Sidang Anak Gugat Ayah Kembali Digelar, Pintu Maaf Sudah Tertutup

Sidang Anak Gugat Ayah Kembali Digelar, Pintu Maaf Sudah Tertutup
Kasus lanjutan sidang perdata anak gugat ayah kandungnya di Pengadilan Negeri Parepare, kembali berlanjut, Rabu (13/11).

KabarMakassar.com -- Lanjutan sidang perkara perdata gugatan Ibrahim Mukti, selaku pemegang saham yang gugat ayah kandungnya, Abdul Mukti Rachim, selaku pemilik PT Imam Laega Jaya Bersama, kembali digelar di Pengadilan Negeri (PN) Kota Parepare, Rabu (13/11).

Kini tuntutan perdata terkait deviden (Keuntungan) memasuki tahap sidang keenam yang belum menemui titik terang.

Sidang keenam itu membahas pemaparan dari saksi ahli, Anwar Borahima Guru Besar Fakultas Hukum Universitas Hasanuddin (Unhas). Dalam pemaparannya, dia mengungkapkan prosedur pembagian deviden.

"Harus ada RUPS (Rapat Umum Pemegang Saham) untuk menentukan itu (Deviden), pemegang saham terbanyak yang menentukan kebijakan," papar dia.

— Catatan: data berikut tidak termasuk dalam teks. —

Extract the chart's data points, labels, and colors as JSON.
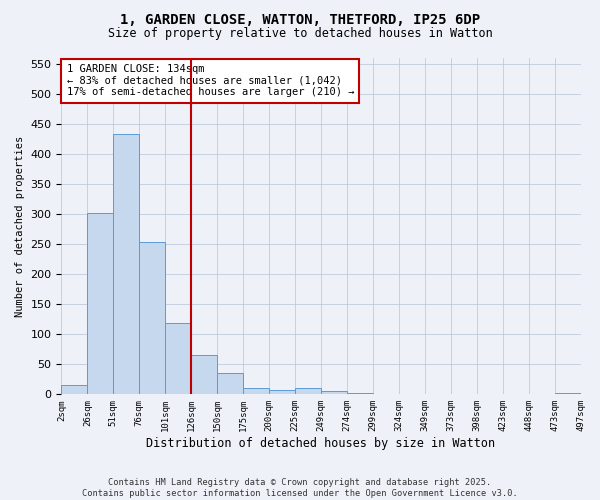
{
  "title_line1": "1, GARDEN CLOSE, WATTON, THETFORD, IP25 6DP",
  "title_line2": "Size of property relative to detached houses in Watton",
  "xlabel": "Distribution of detached houses by size in Watton",
  "ylabel": "Number of detached properties",
  "bar_values": [
    15,
    302,
    432,
    253,
    118,
    65,
    35,
    10,
    7,
    10,
    5,
    2,
    1,
    1,
    1,
    0,
    0,
    1,
    0,
    2
  ],
  "tick_labels": [
    "2sqm",
    "26sqm",
    "51sqm",
    "76sqm",
    "101sqm",
    "126sqm",
    "150sqm",
    "175sqm",
    "200sqm",
    "225sqm",
    "249sqm",
    "274sqm",
    "299sqm",
    "324sqm",
    "349sqm",
    "373sqm",
    "398sqm",
    "423sqm",
    "448sqm",
    "473sqm",
    "497sqm"
  ],
  "bar_color": "#c5d8ed",
  "bar_edgecolor": "#5b9bd5",
  "vline_x": 5,
  "vline_color": "#c00000",
  "annotation_text": "1 GARDEN CLOSE: 134sqm\n← 83% of detached houses are smaller (1,042)\n17% of semi-detached houses are larger (210) →",
  "annotation_box_color": "#c00000",
  "ylim": [
    0,
    560
  ],
  "yticks": [
    0,
    50,
    100,
    150,
    200,
    250,
    300,
    350,
    400,
    450,
    500,
    550
  ],
  "footer_line1": "Contains HM Land Registry data © Crown copyright and database right 2025.",
  "footer_line2": "Contains public sector information licensed under the Open Government Licence v3.0.",
  "bg_color": "#eef2f8",
  "plot_bg_color": "#eef2f8"
}
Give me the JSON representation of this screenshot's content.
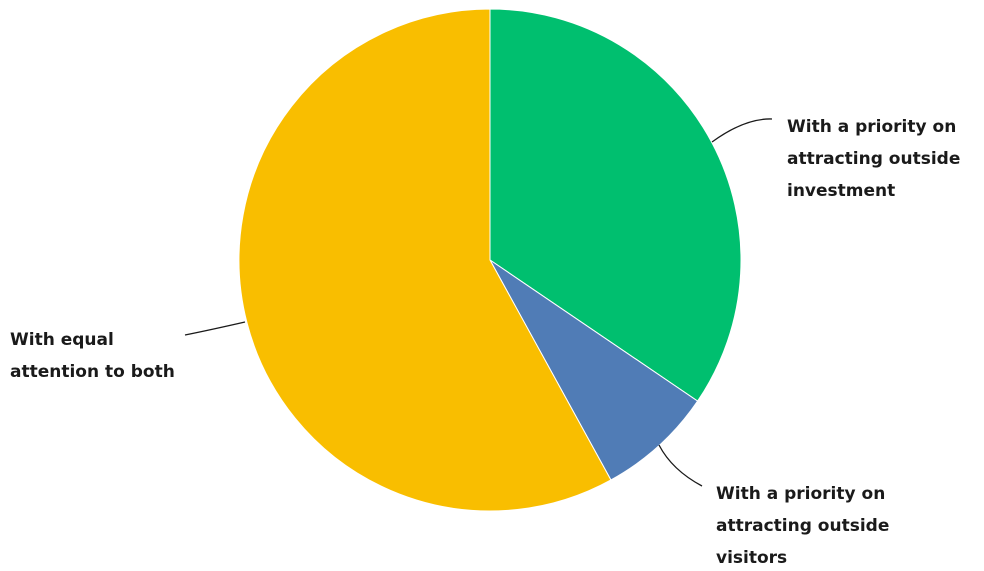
{
  "chart_data": {
    "type": "pie",
    "title": "",
    "slices": [
      {
        "label": "With a priority on attracting outside investment",
        "label_lines": [
          "With a priority on",
          "attracting outside",
          "investment"
        ],
        "value": 34.5,
        "color": "#00BF6F"
      },
      {
        "label": "With a priority on attracting outside visitors",
        "label_lines": [
          "With a priority on",
          "attracting outside",
          "visitors"
        ],
        "value": 7.5,
        "color": "#507CB6"
      },
      {
        "label": "With equal attention to both",
        "label_lines": [
          "With equal",
          "attention to both"
        ],
        "value": 58.0,
        "color": "#F9BE00"
      }
    ],
    "start_angle": "12 o'clock",
    "direction": "clockwise",
    "legend": "none (direct labels with leader lines)"
  }
}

Sementara itu, pihak tergugat Mukti Rachim menyesalkan tindakan Ibrahim yang tega membawa kasus tersebut ke ranah pengadilan. Pasalnya, selama ini Ibrahim telah banyak diberi fasilitas layaknya seorang anak.

"Saya sudah sekolahkan dia, pekerjakan dia, bahkan saya sudah kasi SPBU untuk dikelola, masih menuntut harta, sudah anak durhaka itu, pokoknya saya sama sekali tidak pernah injak itu pengadilan, nanti Ibrahim ini tuntut saya ke pengadilan," ujarnya.

Ia juga menampik tuntutan bahwa Ibrahim memiliki saham di perusahaan pompa bensin PT Imam Laega Jaya Bersama yang dimilikinya.

"Begitulah dia yang mengaku ada sahamnya, tapi mana buktinya, mana tanda tangannya, mana kwitansinya, mana sertifikatnya, sampai sekarang tidak ada," tutur dia.

"Tidak ada sahamnya itu, Saya cuma kasi masuk namanya karena Pertamina minta ada PT jadi saya masukkan tujuh anak saya, tapi cuma dua yang menuntut," sambungya.

Lebih lanjut ia menambahkan, setelah melakukan mediasi sebelum proses sidang, Mukti mengatakan tak lagi membuka pintu maaf kepada Ibrahim atas perlakuannya itu.

"Tidak bisa lagi damai, saya tidak maafkan dia, kenapa dibawa pengadilan kalau mau damai," tandasnya.

Terpisah, kuasa hukum dari pihak penggugat, Muh Rendi mengatakan fakta-fakta yang terungkap dari sidang menguntungkan pihaknya sebagai penggugat.

"Namun kita tetap memicu pada keputusan majelis hakim, satu poin yang harus kita perhatikan yaitu kerugian yang dialami para pemegang saham itu adalah tanggung jawab dari direksi utama perusahaan dalam hal ini Mukti," tutup Rendi.

Diketahui, perusahaan pompa bensin milik Mukti Rachim itu sudah berdiri dan beroperasi sejak tahun 1981. Namun, kebijakan Pertamina mengharuskan pompa bensin memiliki  Perseroan Terbatas (PT).

Hingga tahun 2012 lalu, Mukti sebagai pimpinan perusahaan tersebut membentuk PT dan melibatkan ketujuh anaknya termasuk Ibrahim Mukti sebagai pemegang saham.

Selanjutnya, sidang ketujuh dengan agenda pembuktian bersama akan digelar pada 18 November 2019 mendatang.